Ross Ferris wrote:
Quote:
On Nov 24, 5:06*am, pschellenbach wrote:
Tony - why are you using hex instead of UTF-8 for storing Unicode on
D3? One of the "magic" things about UTF-8 and MultiValue is that UTF-8
never has 0xF5 - 0xFF data bytes, so you can continue to use normal
code points for system delimiters. Just curious.
Thanks,
Peter Schellenbach
Agree .... that is how we did it when we had to tackle Thai,
Vietnamese & Chinese for Visage .... was actually "easier" in some
respects than UV/NLS |
Thanks for the feedback.
While I have experience speaking other languages, character handling
like this is admittedly not my area of expertise. I welcome input
from those with more experience in this area, and will be happy to
consider other mechanisms that work across databases, OS's, and
communications tools. As I encourage others here to say from time to
time, in this case I simply don't know enough on this topic to make
better decisions.
The specific hex mechanism was just a choice of the minute to get the
data in and out, and it's easily changed. I'm only storing data in
the DBMS, not searching, sorting, or doing any other string
manipulation. Data exchanged with Facebook is URL-encoded UTF8 and I
could as easily have stored it in that format, but wanted to strip the
% signs. At some point I might even remove that "optimization" and
store exactly what's transmitted with FB.
My code has transports for QMClient, mv.NET, UniObjects, MVSP, and
SSH, and any one of these can be used to any DBMS simply by changing a
config file. That buys me a ton of versatility for business and
technical reasons.
Here is the key factor in my thinking... When moving data with
different communications tools, we occasionally see low-end or
high-end bytes getting lost as they are internally used as delimiters.

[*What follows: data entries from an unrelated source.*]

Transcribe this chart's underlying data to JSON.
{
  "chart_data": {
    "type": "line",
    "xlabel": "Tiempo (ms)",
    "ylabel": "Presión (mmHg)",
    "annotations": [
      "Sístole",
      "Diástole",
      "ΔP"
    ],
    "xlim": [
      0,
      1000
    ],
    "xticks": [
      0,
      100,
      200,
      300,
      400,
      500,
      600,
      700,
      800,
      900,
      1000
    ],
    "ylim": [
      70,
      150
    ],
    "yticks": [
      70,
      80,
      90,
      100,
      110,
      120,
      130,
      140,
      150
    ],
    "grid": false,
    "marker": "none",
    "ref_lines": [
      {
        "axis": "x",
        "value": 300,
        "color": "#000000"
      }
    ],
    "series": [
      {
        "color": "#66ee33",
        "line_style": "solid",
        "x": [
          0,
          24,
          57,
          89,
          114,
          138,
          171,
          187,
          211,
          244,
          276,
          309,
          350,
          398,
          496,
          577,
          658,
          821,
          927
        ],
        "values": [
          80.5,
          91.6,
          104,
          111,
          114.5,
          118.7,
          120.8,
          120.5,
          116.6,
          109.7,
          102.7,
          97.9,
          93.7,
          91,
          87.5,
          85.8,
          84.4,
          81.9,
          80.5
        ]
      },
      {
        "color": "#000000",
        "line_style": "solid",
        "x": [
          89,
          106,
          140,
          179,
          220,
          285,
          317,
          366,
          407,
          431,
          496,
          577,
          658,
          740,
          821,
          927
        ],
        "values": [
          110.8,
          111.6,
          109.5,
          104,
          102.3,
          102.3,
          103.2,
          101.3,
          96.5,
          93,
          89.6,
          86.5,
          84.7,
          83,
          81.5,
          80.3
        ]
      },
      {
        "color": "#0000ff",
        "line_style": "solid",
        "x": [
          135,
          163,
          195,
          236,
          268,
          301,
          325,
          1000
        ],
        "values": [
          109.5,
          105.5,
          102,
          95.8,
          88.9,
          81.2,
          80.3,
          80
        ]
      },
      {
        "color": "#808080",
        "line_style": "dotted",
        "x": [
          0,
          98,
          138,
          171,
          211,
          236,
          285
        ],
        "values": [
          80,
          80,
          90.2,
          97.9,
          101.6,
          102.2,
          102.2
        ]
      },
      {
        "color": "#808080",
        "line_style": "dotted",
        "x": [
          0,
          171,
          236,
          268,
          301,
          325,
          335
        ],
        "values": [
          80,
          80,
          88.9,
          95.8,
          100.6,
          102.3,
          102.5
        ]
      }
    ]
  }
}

So as an example, if product X happens to use x02 and x03 as start/end
data markers, the data flow will be interrupted when a chinese or
arabic name includes 0A02 or 031C. mv.NET (maybe other products?) has
configuration settings that specifically remap 8bit characters to 7bit
to accommodate differences in how different OS's and databases handle
these things, but that doesn't help if we get low-end characters. I
don't want to code for underlying transports and OS differences, so
putting "pure ASCII" on the wire as hex pairs was a decision of
self-defense compared to technical elegance. If I start working with
some SOA that uses UTF16, this code will all still work as-is - I
don't know if one could say the same for any other mechanism that puts
actual UTF characters on the wire. Again, it's just defensive coding.
BTW, over a decade ago a serious engineering effort was undertaken to
make D3 natively support both Russian and Thai. I don't know the
status of that feature but just FYI, it's in there.
At some point I might move any project like the one I'm working on now
to a DBMS that has full support for NLS, UTF16, or whatever seems to
be the best LCD for storage and communications. An environment that
natively supports unicode may have advantages over those that do not.
T